If, however, the duty for ongoing care developed through your contract with the hospital, it carries the responsibility to act reasonably under the circumstances.
In the case of the now non-emergency patient (i.e.; the ER dealt with the emergency and the patient just needs routine care now) you expected to see but who never called for an appointment: sending a follow-up letter or calling in advance of the time you need to see them, noting the importance of making a timely appointment, is reasonable. That discharges your duty to the patient and your obligations under your contract.
(ii) Calls and we offer him a timely appointment but then finds out that I don’t accept his specific insurance or insists on a time that we cannot accommodate and has a bad outcome.
As a general rule, in the case of the now non-emergency patient who wants to see you in your office, you should do what you normally do. Make an appointment that matches their clinical need and inform them in advance that you don’t take InsCo. This is what you would do with an established patient who has a new problem or whose insurance changes, or a new patient referred by a private physician. That this particular new patient came through a referral from the ER does not change that. After that, what the patient does is their choice.

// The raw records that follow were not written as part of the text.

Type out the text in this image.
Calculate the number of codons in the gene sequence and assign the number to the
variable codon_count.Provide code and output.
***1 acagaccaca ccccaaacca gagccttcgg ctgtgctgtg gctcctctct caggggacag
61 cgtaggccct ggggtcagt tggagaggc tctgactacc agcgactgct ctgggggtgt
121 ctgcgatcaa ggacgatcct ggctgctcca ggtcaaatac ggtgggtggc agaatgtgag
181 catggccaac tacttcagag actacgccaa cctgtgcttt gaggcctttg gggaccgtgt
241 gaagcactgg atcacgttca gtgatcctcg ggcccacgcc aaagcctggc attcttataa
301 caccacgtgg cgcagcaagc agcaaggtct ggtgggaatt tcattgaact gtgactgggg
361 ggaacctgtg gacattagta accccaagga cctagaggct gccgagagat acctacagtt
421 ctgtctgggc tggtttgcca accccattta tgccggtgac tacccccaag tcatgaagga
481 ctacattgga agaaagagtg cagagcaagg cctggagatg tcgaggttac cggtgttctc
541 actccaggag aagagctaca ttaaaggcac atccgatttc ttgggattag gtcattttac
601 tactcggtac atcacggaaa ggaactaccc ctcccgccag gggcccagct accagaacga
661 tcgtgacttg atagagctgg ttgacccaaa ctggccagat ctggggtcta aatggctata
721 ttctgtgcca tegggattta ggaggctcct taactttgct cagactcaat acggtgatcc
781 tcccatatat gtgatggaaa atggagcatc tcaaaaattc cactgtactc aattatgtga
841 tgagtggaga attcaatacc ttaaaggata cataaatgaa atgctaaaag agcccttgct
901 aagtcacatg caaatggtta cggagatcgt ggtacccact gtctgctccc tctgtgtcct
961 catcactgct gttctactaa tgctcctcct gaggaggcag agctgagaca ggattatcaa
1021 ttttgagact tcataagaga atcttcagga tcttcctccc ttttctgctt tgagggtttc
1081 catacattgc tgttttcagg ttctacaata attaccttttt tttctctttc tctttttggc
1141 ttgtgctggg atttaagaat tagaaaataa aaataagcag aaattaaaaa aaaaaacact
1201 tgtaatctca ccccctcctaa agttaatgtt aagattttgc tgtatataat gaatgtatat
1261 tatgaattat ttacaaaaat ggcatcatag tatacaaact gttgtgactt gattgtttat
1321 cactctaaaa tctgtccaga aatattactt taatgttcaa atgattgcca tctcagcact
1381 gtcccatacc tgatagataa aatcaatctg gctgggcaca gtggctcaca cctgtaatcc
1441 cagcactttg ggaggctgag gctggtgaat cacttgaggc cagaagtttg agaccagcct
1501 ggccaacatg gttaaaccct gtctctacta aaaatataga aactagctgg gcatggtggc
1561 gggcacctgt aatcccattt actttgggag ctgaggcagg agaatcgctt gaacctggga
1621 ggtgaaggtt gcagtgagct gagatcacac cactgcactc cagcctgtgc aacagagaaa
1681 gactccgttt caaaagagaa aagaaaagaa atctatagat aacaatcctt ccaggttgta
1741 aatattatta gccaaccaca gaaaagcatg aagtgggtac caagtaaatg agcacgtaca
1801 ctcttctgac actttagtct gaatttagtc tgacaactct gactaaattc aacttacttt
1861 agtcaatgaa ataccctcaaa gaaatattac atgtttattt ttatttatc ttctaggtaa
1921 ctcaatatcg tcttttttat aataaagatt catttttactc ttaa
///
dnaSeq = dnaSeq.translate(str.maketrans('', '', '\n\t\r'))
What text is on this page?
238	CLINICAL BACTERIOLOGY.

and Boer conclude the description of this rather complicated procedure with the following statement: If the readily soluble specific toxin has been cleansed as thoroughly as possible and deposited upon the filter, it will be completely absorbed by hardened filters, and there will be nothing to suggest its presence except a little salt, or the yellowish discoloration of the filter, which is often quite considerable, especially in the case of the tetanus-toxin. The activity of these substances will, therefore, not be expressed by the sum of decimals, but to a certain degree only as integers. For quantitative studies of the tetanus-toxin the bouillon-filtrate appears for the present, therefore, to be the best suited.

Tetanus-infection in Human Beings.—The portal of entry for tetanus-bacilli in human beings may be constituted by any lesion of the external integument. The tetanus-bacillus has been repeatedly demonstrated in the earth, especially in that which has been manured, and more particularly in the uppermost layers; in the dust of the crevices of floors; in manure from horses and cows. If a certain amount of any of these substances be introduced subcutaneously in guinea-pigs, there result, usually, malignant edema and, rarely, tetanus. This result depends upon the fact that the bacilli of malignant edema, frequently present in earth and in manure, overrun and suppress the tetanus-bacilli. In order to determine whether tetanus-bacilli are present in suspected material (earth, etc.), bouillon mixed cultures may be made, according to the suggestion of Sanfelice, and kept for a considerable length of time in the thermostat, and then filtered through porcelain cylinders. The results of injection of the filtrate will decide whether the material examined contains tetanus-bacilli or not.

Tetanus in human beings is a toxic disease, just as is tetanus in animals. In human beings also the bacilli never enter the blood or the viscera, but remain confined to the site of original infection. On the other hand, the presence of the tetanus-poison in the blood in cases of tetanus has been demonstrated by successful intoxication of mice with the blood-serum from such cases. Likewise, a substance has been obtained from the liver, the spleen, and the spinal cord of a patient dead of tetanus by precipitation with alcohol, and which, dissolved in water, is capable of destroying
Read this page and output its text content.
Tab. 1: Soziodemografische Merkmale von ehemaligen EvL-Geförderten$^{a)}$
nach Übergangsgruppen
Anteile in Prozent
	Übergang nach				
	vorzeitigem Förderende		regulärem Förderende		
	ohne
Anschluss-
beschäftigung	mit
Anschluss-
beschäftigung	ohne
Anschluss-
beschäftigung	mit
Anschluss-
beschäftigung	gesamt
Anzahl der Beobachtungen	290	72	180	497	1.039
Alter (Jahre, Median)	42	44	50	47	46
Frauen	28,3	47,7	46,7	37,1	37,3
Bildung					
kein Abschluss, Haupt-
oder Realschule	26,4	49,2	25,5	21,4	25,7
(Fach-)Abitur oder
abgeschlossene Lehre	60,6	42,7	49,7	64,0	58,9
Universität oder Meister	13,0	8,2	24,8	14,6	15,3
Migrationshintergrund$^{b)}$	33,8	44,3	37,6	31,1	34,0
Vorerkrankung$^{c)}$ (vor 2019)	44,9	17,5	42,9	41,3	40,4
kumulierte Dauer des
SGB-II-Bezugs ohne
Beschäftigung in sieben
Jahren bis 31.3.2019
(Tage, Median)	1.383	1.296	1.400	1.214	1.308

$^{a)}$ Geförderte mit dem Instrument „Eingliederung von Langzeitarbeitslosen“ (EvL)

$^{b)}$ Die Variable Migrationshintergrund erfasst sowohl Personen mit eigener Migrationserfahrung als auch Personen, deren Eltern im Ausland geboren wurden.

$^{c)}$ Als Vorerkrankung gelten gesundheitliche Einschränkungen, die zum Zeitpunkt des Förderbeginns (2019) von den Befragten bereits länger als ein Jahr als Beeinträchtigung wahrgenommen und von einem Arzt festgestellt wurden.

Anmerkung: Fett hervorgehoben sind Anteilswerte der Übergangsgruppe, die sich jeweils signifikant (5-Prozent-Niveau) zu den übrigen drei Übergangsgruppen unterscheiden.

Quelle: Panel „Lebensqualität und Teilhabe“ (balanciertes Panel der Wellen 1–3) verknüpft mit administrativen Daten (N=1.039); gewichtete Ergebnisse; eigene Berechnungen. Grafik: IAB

However, that general rule can be altered through your contract with the hospital if it obligates you to see anyone referred to you through your on-call role for post-ER follow-up. In that situation, you may have to do the initial follow-up for free (basically chalking it up as the price you pay for your hospital privileges) if the patient cannot pay out-of-pocket. You do not, however, have to treat them for free in perpetuity because your contract bound you only for post-ER follow-up.
The only exception would be – as it would be for any patient – if the patient is too unstable to be discharged from your practice without alternative care already in place, as such would constitute abandonment.
If the patient is not in the midst of essential ongoing care, however, you would do a formal termination after 30 days and your ongoing duty to the patient would end.
You are never obligated to bump another patient or come in at 9 AM on a Sunday just because they want an appointment at a certain time. Your obligation is be reasonably accommodating in scheduling and if you meet that then your contractual requirement is discharged.
Summary: Consulting to the ER in an on-call capacity can be a very fluid situation under which liability may accrue even though the on-call physician never sees the patient. The on-call physician needs to first look to their defined contractual obligations with their hospital to see if those immediately create a physician-patient relationship. If they do not, the on-call physician should know that courts find a physician-patient relationship exists when the on-call physician acts in a supervisory capacity and/or when he or she knows that the ER physician will be relying on their advice in treating the patient. Absent a contractual obligation with the hospital for follow-up care, such a duty only extends to the time that the patient is being treated in the ER. Subsequent follow-up for routine care in the physician’s office is subject to standards that would apply to any referral or to an established patient.
[Medical Justice notes: For on call physicians, understand the capability of the ER physician calling about the patient. Such individuals will vary in their background, training, and experience. Some are fully worthy of your trust – you’ve seen their work in the past. Others are less adept at managing some conditions. The more questions you ask, the more you’ll know the type of care the patient just received.]